Today was a pretty bad day. It started with a short, interrupted night of sleep. Then this morning I ran around trying to get out of the house in the one hour window between baby nap and lunch. My plan was to go to the store and buy whole milk for the babies, then run over to Penn Extension to get a soil testing kit for the backyard.
It was hot and muggy, I ran upstairs and down getting socks, shoes, carrying babies, searching for a sippy cups and snack cups, finally grabbing cell phone and keys and running out the door. By that point there were only about 20 minutes left before baby lunch time, and I basically ran with the double stroller in the ninety degree heat to Penn Extension, on a not very nice route across Penn Avenue, only to realize when I finally arrived that I’d forgotten my wallet.
Somewhere in there, too, I also got bad news about a job I’d applied for, and the landlord emailed to postpone work on our apartment for the umpteenth time. Also, M dropped her snack trap cup somewhere on our run/walk, which means we now only have one of a very coveted and essential item. I also finally finished House of Mirth, which is partly a good thing, but partly added to the sadness of the day because 1) I felt like a bum that I couldn’t motivate to do anything but lie on the bed and read during baby nap time, and 2) It was the most depressing book I’ve read in years and I sobbed like a teenager.

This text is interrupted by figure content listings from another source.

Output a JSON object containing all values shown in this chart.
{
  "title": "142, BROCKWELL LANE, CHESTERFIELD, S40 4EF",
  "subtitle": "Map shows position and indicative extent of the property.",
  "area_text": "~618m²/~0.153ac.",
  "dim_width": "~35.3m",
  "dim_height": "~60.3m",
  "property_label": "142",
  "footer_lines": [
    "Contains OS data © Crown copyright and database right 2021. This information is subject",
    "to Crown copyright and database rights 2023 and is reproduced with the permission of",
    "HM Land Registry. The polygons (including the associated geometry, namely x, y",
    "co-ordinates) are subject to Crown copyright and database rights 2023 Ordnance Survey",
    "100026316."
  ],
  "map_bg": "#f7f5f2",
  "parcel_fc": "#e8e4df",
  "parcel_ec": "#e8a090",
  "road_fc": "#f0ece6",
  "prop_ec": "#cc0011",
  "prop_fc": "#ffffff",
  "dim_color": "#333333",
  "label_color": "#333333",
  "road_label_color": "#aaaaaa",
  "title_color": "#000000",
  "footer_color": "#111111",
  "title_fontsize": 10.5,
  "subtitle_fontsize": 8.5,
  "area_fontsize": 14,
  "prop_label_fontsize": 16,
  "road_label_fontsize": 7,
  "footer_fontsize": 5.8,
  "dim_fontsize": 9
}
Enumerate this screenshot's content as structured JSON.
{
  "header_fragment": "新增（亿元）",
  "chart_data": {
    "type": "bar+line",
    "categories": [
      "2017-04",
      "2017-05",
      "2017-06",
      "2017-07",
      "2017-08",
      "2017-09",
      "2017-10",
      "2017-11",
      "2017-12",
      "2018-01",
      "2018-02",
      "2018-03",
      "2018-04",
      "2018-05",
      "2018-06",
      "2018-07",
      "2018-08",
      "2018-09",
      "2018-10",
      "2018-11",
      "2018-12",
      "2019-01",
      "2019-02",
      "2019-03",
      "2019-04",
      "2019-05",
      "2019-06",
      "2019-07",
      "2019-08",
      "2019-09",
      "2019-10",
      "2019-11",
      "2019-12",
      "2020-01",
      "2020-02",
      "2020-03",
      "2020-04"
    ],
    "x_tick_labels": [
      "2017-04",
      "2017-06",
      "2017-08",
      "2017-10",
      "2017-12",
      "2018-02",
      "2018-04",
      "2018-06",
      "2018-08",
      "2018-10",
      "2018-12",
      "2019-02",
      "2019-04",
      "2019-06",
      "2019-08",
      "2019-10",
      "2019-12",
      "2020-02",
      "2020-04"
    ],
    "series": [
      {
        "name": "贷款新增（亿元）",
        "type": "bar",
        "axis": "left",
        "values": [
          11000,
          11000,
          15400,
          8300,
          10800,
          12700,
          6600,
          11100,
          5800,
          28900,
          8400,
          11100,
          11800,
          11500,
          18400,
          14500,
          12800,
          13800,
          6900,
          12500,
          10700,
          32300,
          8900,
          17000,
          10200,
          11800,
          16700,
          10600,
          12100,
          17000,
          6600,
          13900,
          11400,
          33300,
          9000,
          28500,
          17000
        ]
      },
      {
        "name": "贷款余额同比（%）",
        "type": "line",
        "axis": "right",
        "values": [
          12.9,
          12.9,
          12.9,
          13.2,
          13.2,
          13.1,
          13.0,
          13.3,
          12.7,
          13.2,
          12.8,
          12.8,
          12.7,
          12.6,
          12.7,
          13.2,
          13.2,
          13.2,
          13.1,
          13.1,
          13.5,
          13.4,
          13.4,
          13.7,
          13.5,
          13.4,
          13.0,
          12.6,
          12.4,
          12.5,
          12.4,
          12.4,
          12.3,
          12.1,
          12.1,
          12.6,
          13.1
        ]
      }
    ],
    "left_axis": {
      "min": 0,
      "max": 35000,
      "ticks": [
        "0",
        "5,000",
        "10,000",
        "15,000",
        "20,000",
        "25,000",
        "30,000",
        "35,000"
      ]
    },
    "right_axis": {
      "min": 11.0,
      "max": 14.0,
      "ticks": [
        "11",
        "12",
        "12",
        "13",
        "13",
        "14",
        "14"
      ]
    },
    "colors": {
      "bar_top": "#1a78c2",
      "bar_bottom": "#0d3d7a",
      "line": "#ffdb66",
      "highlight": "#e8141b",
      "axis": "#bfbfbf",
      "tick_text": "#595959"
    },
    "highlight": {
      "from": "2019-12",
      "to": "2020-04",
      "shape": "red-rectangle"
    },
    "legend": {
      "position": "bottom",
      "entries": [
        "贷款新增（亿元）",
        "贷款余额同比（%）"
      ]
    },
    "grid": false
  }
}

So it wasn’t the best day, and the babies spent a good part of it being impatient, resentful of each other, crying. Still, we did take a walk out to the park and sit on a blanket for a while, and when I grabbed M and hugged her she laughed and then gave me two kisses. I turned for them to land on my cheek but she planted them right on my lips. They have been working a lot on kisses–E now makes something close to a kissing sound and M can make her little mouth like a guppy. So at least the babies seem fond of me, and I sure do love them. Hopefully tomorrow will be better. Either that or I’m moving to Australia.